Just see it for the last time because after reading further you’ll never see it this way ever again.
See the symbol once again. Do you see an ‘I’ and ‘O’ sign?
Does this broken circle with a line inside it look like 1 and 0?
The story of this symbol goes far back to World War 2 when engineers used the binary system to label power button.
In binary systems, 1 means “on” and 0 mean “off.”
Finally in 1973, it was standardized by International Electrotechnical Commission, IEC as a power button symbol.
You may have seen these power button too. Here we have to toggle between on and off, that’s why – there are different I and O.
Whereas these kind of buttons work for both On and Off, that’s why this symbol.
IEC 5007, the power on symbol (line), appearing on a button or one end of a toggle switch indicates that the control places the equipment into a fully powered state. It comes from the binary system (“1” means “on”).
IEC 5008, the power off symbol (circle) on a button or toggle, indicates that using the control will disconnect power to the device. It comes from the binary system (“0” means “off”).

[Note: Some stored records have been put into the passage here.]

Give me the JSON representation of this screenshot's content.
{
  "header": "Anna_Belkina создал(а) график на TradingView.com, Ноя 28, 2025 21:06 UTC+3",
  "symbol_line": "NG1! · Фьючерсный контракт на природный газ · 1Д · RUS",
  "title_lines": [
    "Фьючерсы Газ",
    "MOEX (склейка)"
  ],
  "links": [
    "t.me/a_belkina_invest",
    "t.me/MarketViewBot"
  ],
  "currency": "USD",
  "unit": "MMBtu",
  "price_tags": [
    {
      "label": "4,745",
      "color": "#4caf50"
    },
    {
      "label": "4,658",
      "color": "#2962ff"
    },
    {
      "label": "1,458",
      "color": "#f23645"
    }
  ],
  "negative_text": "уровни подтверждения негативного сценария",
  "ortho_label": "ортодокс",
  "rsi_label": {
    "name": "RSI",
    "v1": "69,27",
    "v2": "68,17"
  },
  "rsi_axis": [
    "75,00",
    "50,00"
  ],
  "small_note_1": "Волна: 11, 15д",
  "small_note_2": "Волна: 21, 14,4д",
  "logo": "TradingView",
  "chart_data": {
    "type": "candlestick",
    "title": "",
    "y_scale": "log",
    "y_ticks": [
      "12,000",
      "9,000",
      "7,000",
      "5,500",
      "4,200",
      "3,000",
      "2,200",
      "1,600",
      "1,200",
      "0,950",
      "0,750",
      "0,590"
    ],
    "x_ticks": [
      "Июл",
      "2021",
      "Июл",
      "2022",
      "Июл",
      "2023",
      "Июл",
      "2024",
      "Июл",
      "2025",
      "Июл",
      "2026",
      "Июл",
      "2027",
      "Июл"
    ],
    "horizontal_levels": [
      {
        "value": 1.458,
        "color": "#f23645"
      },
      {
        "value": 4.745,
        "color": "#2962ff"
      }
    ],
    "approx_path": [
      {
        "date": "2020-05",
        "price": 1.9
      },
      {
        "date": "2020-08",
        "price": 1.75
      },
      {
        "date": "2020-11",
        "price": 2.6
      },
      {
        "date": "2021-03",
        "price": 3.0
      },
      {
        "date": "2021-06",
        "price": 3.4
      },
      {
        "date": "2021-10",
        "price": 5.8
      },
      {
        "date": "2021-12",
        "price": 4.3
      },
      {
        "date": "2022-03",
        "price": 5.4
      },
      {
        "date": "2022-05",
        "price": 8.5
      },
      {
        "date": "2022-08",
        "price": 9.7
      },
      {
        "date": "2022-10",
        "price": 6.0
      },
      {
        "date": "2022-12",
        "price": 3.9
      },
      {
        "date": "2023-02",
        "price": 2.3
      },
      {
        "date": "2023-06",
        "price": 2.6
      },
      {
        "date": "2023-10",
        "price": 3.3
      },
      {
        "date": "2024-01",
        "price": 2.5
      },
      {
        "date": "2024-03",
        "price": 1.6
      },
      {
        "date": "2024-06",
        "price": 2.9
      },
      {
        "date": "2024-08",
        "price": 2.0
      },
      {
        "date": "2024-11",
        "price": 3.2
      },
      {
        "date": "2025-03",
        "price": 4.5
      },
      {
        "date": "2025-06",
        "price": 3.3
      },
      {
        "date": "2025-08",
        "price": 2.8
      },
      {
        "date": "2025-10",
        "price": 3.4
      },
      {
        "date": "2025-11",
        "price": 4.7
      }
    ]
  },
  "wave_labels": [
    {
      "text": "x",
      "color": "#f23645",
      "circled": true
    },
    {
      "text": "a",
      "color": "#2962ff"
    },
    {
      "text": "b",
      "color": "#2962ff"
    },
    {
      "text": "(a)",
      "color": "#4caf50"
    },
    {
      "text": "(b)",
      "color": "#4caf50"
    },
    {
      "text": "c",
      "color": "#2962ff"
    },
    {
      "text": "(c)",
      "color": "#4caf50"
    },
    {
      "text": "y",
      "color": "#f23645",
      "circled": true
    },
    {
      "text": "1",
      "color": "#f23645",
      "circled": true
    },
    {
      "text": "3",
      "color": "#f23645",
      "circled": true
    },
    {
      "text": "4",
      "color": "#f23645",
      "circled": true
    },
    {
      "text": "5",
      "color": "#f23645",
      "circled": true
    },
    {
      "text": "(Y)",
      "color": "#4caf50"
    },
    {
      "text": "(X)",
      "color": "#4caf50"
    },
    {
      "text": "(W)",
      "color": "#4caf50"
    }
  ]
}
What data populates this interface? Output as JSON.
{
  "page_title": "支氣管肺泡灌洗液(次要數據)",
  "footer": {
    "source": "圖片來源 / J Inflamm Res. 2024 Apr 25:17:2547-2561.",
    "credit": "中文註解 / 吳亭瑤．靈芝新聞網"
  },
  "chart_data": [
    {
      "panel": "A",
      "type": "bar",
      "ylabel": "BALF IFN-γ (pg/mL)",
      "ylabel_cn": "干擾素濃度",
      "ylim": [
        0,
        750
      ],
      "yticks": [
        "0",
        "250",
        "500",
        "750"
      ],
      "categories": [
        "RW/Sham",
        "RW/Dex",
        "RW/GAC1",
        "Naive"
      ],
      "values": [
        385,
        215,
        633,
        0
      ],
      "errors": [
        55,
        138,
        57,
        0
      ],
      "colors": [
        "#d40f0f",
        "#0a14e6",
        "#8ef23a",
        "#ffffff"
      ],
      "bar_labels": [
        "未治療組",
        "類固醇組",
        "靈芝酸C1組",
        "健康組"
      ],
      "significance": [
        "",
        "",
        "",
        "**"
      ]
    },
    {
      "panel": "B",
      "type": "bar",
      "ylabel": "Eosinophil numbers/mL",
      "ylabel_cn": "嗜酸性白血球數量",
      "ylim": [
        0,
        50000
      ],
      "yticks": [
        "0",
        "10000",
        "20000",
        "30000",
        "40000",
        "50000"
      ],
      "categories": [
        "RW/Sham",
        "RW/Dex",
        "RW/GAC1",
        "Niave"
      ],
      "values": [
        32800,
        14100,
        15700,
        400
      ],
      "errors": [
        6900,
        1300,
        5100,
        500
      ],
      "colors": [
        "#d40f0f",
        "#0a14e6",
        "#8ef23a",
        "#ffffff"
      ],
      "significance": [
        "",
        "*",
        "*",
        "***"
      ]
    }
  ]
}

IEC 5009, the standby symbol (line partially within a broken circle), indicates a sleep mode or low power state. The switch does not fully disconnect the device from its power supply. This may appear on a toggle switch opposite a power on symbol, alone on a push-button that places the device into a standby state, or alone on a button that switches between on and standby. Alternatively, under IEEE 1621, this symbol simply means “Power”.